Grandi: Our investment philosophy is quite simple and based on three things. First, we look for companies that are growing fast - it seems easy but in today’s world there are only a handful of them. Second, we identify companies that have what is necessary to maintain their leadership or become the next leader through innovation. And finally, we focus on innovation. I love companies that keep investing in their products, making them better and more adapted to their customers’ needs. I look at this on a global basis with investments, independently of the size of the company or what sector they are categorised in.
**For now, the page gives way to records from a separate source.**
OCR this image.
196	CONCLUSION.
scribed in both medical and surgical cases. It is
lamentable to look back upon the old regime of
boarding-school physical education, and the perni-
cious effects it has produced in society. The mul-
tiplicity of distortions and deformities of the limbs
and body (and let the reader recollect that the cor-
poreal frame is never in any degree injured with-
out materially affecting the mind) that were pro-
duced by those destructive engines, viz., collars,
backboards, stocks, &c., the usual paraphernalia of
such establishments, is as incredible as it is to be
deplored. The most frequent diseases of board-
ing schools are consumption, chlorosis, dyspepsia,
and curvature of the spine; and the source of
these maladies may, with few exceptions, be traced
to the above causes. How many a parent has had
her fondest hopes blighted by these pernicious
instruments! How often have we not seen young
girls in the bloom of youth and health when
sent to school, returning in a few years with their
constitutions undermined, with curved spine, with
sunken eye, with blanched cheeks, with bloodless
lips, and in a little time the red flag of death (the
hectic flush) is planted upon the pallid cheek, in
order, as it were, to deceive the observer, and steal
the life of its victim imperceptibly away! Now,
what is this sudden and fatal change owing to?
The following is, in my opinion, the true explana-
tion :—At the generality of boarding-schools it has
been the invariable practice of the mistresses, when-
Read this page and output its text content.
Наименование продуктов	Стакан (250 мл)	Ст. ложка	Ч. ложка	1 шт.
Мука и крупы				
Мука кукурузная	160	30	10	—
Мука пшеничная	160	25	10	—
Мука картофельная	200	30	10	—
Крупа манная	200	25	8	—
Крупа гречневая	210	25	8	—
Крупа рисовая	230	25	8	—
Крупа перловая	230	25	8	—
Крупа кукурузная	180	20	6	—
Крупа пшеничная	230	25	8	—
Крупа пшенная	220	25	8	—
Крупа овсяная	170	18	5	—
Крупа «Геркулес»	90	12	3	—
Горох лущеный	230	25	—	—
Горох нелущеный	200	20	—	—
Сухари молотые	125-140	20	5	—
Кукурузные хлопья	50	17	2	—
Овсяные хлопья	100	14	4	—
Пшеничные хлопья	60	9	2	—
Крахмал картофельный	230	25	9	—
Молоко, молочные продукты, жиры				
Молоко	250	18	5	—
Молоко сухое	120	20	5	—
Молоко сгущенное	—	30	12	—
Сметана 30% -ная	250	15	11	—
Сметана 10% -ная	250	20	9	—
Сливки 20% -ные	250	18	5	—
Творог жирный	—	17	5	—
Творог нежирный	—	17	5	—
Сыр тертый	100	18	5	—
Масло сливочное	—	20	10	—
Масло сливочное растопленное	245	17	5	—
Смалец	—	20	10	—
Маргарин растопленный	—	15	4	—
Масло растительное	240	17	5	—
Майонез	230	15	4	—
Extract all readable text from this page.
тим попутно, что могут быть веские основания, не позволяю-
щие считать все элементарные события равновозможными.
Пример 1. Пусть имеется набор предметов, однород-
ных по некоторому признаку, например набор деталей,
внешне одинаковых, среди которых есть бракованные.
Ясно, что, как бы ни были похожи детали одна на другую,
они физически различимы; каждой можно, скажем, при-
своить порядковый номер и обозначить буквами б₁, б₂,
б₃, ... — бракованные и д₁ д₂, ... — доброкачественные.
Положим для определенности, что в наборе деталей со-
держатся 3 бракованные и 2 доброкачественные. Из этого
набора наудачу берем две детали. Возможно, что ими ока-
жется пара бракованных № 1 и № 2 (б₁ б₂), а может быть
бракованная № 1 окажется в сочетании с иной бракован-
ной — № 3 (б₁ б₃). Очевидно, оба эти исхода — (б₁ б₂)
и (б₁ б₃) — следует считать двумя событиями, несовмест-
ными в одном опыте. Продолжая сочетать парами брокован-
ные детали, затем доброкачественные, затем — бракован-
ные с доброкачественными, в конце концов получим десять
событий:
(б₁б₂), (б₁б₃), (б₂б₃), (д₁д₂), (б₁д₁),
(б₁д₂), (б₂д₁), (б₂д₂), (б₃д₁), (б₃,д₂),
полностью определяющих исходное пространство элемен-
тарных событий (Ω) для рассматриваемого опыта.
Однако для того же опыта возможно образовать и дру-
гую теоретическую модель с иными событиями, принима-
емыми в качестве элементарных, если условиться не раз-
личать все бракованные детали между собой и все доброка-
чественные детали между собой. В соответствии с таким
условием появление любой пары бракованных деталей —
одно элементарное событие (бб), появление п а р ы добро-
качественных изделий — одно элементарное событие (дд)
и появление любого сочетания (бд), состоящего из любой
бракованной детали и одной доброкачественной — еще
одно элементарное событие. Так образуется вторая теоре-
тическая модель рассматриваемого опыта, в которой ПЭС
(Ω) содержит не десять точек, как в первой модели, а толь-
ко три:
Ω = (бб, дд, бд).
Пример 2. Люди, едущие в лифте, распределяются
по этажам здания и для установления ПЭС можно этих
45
We think that to be successful when investing in today’s financial markets, and particularly in innovative companies like we do, it is necessary to focus first on the technology and the product, then to validate the financial and extra-financial data, and finally to have a disciplined valuation framework to invest in those that have what is necessary upside to provide strong returns over the long-term.
According to IDATE Digiworld, the robotics market is estimated to be $90 billion by 2030.
The advent of robotics and disruptive technologies are having an impact on companies and employment. Destructive innovation is killing some jobs but is expected to create many new, skilled jobs. Like the development of the printing industry or the textile industry, robotics will move some jobs, destroy them but create many others. PwC estimates that between 2017 and 2037, seven million jobs will be displaced by AI and robotics. And in total, a World Economic Forum report in 2018 estimated that robotisation will create fifty-eight million net new jobs by 2022. The potential for value creation and jobs is therefore positive.
PI: How can institutional investors best position themselves to take advantage of this theme?
Grandi: The meteoric rise of thematic investing is providing new and exciting opportunities to institutional investors to gain pure exposure to these strong underlying trends. The world is changing at an unprecedented pace and new megatrends are being minted as we speak. Investors from all horizons are becoming more and more aware of the need to capture this turning point in history to the benefit of their portfolios and people’s savings managed by these investors. With my team, we have the chance to be able to engage daily with investors from all over Europe and most of the time their need is the same: we hear about these new technologies and trends, how can we best capture those growth opportunities? You need a strong and disciplined investment philosophy, a love for innovation, and a focus on companies, rather than markets.